Sport was fundamentally meant to celebrate human excellence, Prof Gillett said.
"It is easy to emphasise the objective characteristics involved - stronger, higher, faster - forgetting that these are human excellences.
"Competition focusing on the result, rather than the means of achieving it, exaggerate this tendency."
Prof Gillett referred to South African double amputee sprinter Oscar "Blade Runner" Pistorius, who has achieved Olympic qualifying times with the aid of carbon fibre transibial artificial limbs.
"Is running on six foot-long [1.8m] blades, giving yourself a springy, long step, in the spirit of the sport?"
Rules of competition in sport were meant to "preserve the humanity of sport" and prevent it being eclipsed by technology, Prof Gillett said.

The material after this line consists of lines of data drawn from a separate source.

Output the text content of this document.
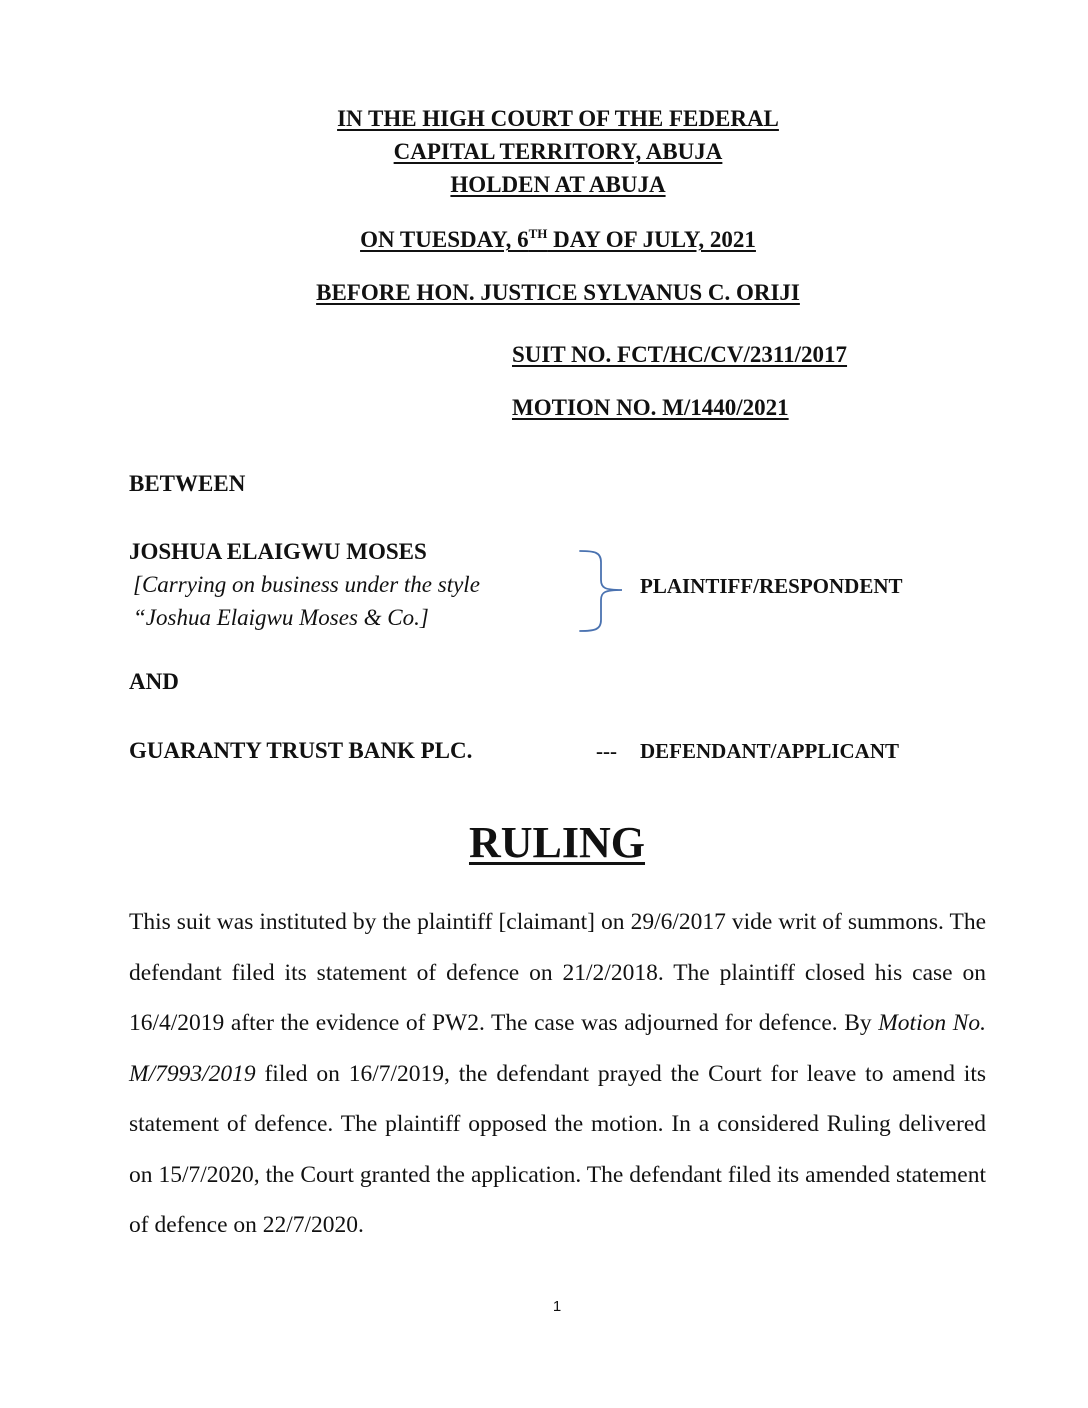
IN THE HIGH COURT OF THE FEDERAL
CAPITAL TERRITORY, ABUJA
HOLDEN AT ABUJA
ON TUESDAY, 6TH DAY OF JULY, 2021
BEFORE HON. JUSTICE SYLVANUS C. ORIJI
SUIT NO. FCT/HC/CV/2311/2017
MOTION NO. M/1440/2021
BETWEEN
JOSHUA ELAIGWU MOSES
[Carrying on business under the style
“Joshua Elaigwu Moses & Co.]
PLAINTIFF/RESPONDENT
AND
GUARANTY TRUST BANK PLC.	--- DEFENDANT/APPLICANT
RULING

This suit was instituted by the plaintiff [claimant] on 29/6/2017 vide writ of summons. The defendant filed its statement of defence on 21/2/2018. The plaintiff closed his case on 16/4/2019 after the evidence of PW2. The case was adjourned for defence. By Motion No. M/7993/2019 filed on 16/7/2019, the defendant prayed the Court for leave to amend its statement of defence. The plaintiff opposed the motion. In a considered Ruling delivered on 15/7/2020, the Court granted the application. The defendant filed its amended statement of defence on 22/7/2020.

1
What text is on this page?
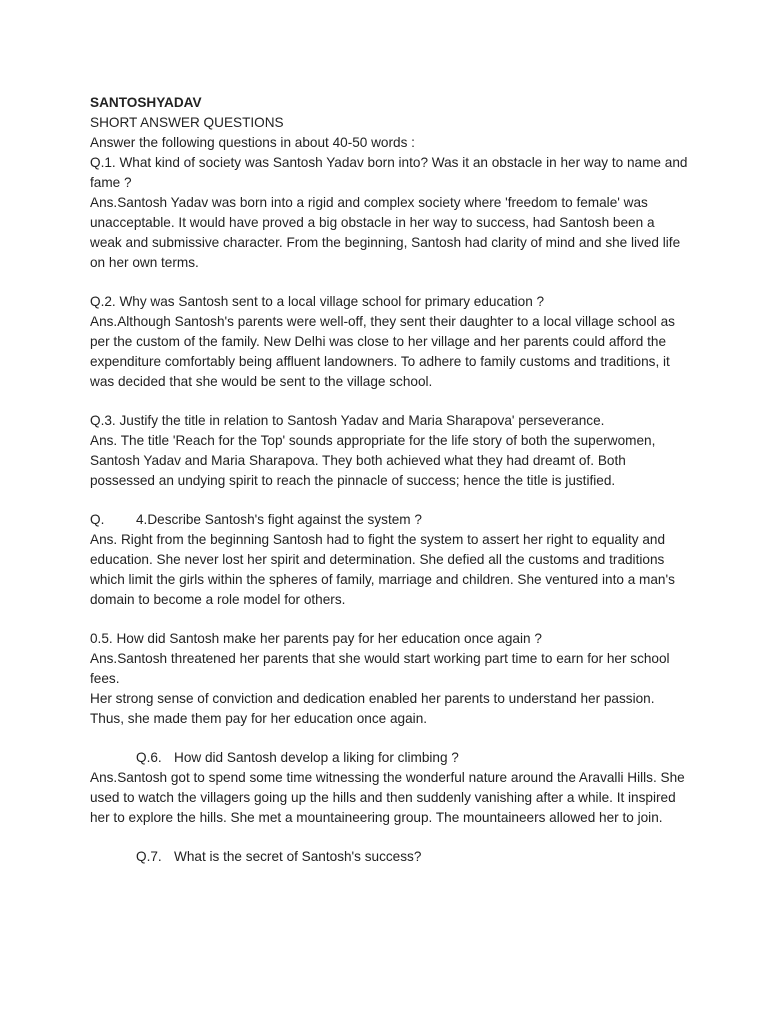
SANTOSHYADAV

SHORT ANSWER QUESTIONS

Answer the following questions in about 40-50 words :

Q.1. What kind of society was Santosh Yadav born into? Was it an obstacle in her way to name and fame ?

Ans.Santosh Yadav was born into a rigid and complex society where 'freedom to female' was unacceptable. It would have proved a big obstacle in her way to success, had Santosh been a weak and submissive character. From the beginning, Santosh had clarity of mind and she lived life on her own terms.

Q.2. Why was Santosh sent to a local village school for primary education ?

Ans.Although Santosh's parents were well-off, they sent their daughter to a local village school as per the custom of the family. New Delhi was close to her village and her parents could afford the expenditure comfortably being affluent landowners. To adhere to family customs and traditions, it was decided that she would be sent to the village school.

Q.3. Justify the title in relation to Santosh Yadav and Maria Sharapova' perseverance.

Ans. The title 'Reach for the Top' sounds appropriate for the life story of both the superwomen, Santosh Yadav and Maria Sharapova. They both achieved what they had dreamt of. Both possessed an undying spirit to reach the pinnacle of success; hence the title is justified.

Q. 4.Describe Santosh's fight against the system ?

Ans. Right from the beginning Santosh had to fight the system to assert her right to equality and education. She never lost her spirit and determination. She defied all the customs and traditions which limit the girls within the spheres of family, marriage and children. She ventured into a man's domain to become a role model for others.

0.5. How did Santosh make her parents pay for her education once again ?

Ans.Santosh threatened her parents that she would start working part time to earn for her school fees.

Her strong sense of conviction and dedication enabled her parents to understand her passion. Thus, she made them pay for her education once again.

Q.6. How did Santosh develop a liking for climbing ?

Ans.Santosh got to spend some time witnessing the wonderful nature around the Aravalli Hills. She used to watch the villagers going up the hills and then suddenly vanishing after a while. It inspired her to explore the hills. She met a mountaineering group. The mountaineers allowed her to join.

Q.7. What is the secret of Santosh's success?
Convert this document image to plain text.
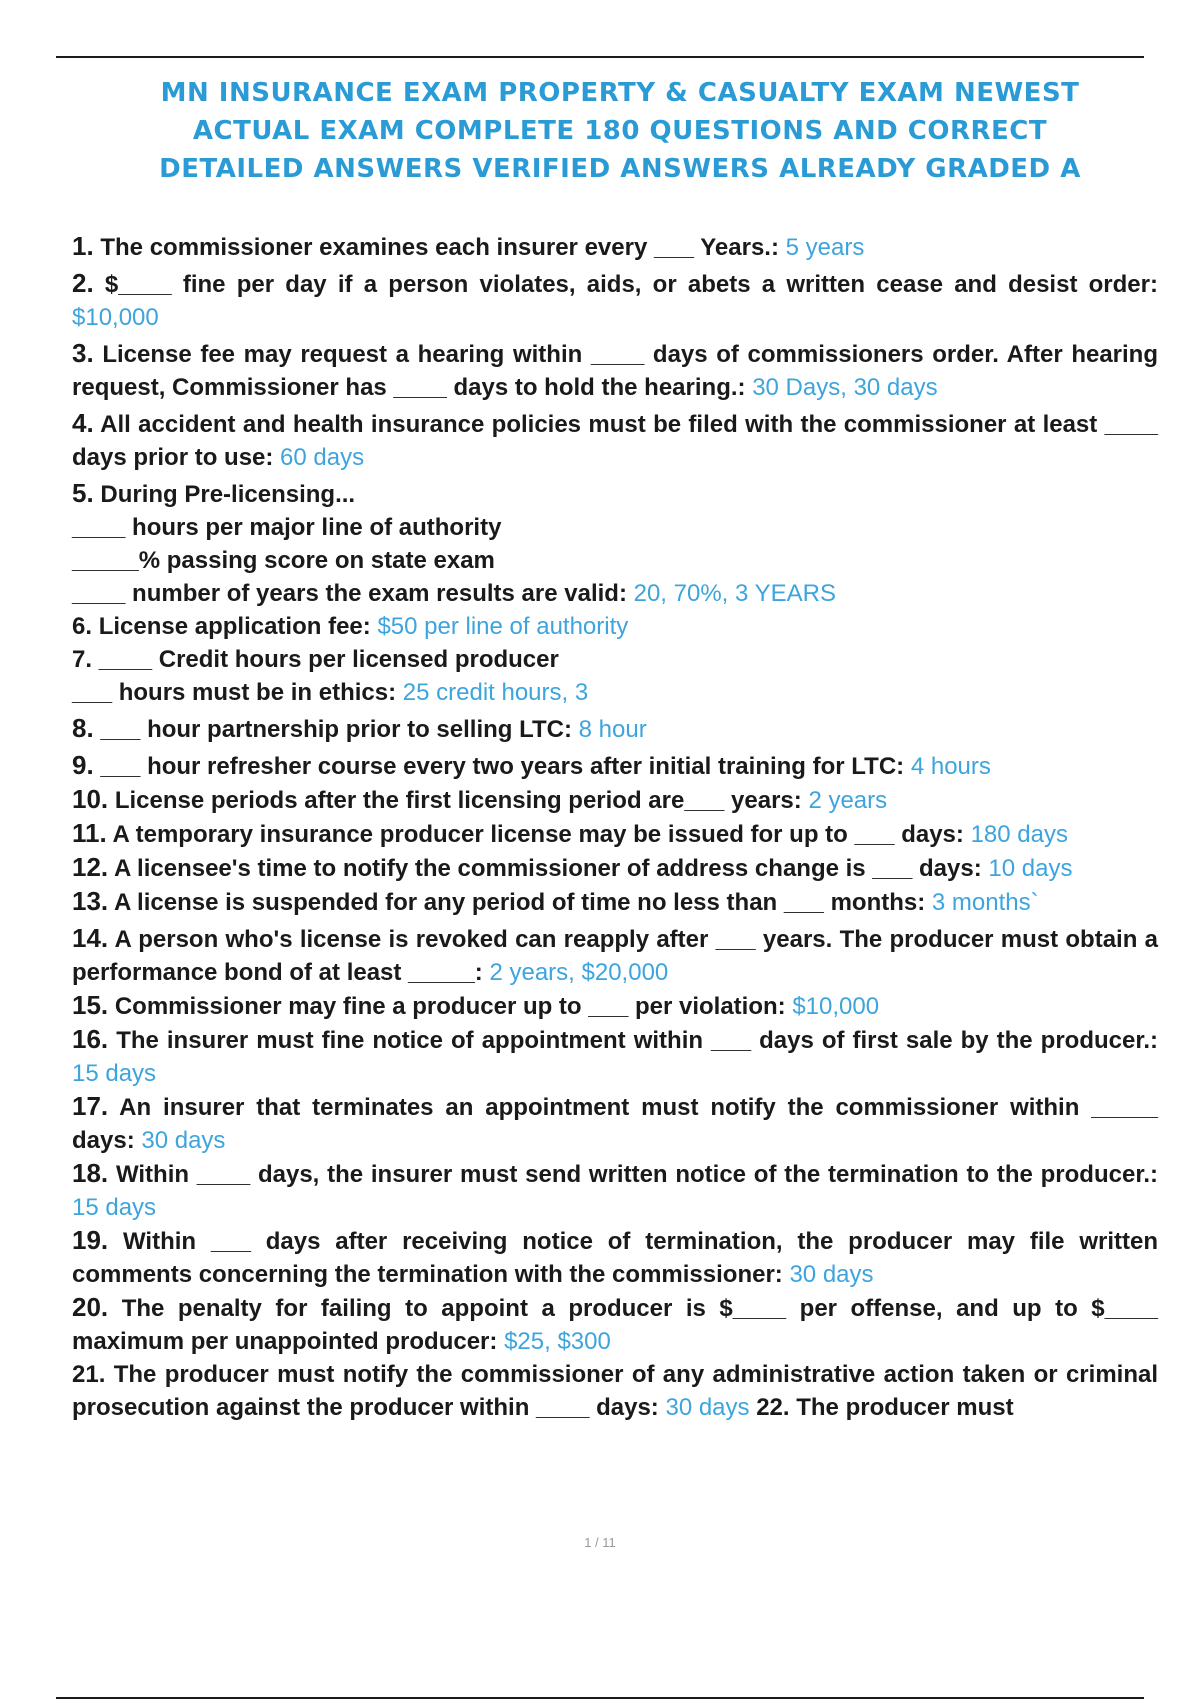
MN INSURANCE EXAM PROPERTY & CASUALTY EXAM NEWEST
ACTUAL EXAM COMPLETE 180 QUESTIONS AND CORRECT
DETAILED ANSWERS VERIFIED ANSWERS ALREADY GRADED A

1. The commissioner examines each insurer every ___ Years.: 5 years

2. $____ fine per day if a person violates, aids, or abets a written cease and desist order: $10,000

3. License fee may request a hearing within ____ days of commissioners order. After hearing request, Commissioner has ____ days to hold the hearing.: 30 Days, 30 days

4. All accident and health insurance policies must be filed with the commissioner at least ____ days prior to use: 60 days

5. During Pre-licensing...
____ hours per major line of authority
_____% passing score on state exam
____ number of years the exam results are valid: 20, 70%, 3 YEARS

6. License application fee: $50 per line of authority

7. ____ Credit hours per licensed producer
___ hours must be in ethics: 25 credit hours, 3

8. ___ hour partnership prior to selling LTC: 8 hour

9. ___ hour refresher course every two years after initial training for LTC: 4 hours

10. License periods after the first licensing period are___ years: 2 years

11. A temporary insurance producer license may be issued for up to ___ days: 180 days

12. A licensee's time to notify the commissioner of address change is ___ days: 10 days

13. A license is suspended for any period of time no less than ___ months: 3 months`

14. A person who's license is revoked can reapply after ___ years. The producer must obtain a performance bond of at least _____: 2 years, $20,000

15. Commissioner may fine a producer up to ___ per violation: $10,000

16. The insurer must fine notice of appointment within ___ days of first sale by the producer.: 15 days

17. An insurer that terminates an appointment must notify the commissioner within _____ days: 30 days

18. Within ____ days, the insurer must send written notice of the termination to the producer.: 15 days

19. Within ___ days after receiving notice of termination, the producer may file written comments concerning the termination with the commissioner: 30 days

20. The penalty for failing to appoint a producer is $____ per offense, and up to $____ maximum per unappointed producer: $25, $300

21. The producer must notify the commissioner of any administrative action taken or criminal prosecution against the producer within ____ days: 30 days 22. The producer must

1 / 11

When enhancements remediated a defect we were prepared to acknowledge their value, but when they created an unfair advantage over others it disturbed us.
"We accept, and even welcome, enhancement of natural abilities in officials, but direct advantaging of competitors is quite another thing.
"Excellence in human function involves a harmony of lively forces," Prof Gillet said.
Other international academics addressing the symposium this week include Dr Gregor Wolbring, of Canada, on the use of science and technology products in sport, Prof Cathy Craig, of Scotland, on virtual reality technology in sport, Prof Andrew Pipe, of Canada, on drug use in sport, and Dr Michael Gard, of Australia, on the arguments for and against using technology in elite sport.
The Technologies in Sport: Performance, Bodies and Ethics symposium continues today and tomorrow.
A public lecture with a panel of invited speakers, chaired by Associate Prof David Gerrard, will be held at 5.30pm today in the St David Lecture Theatre.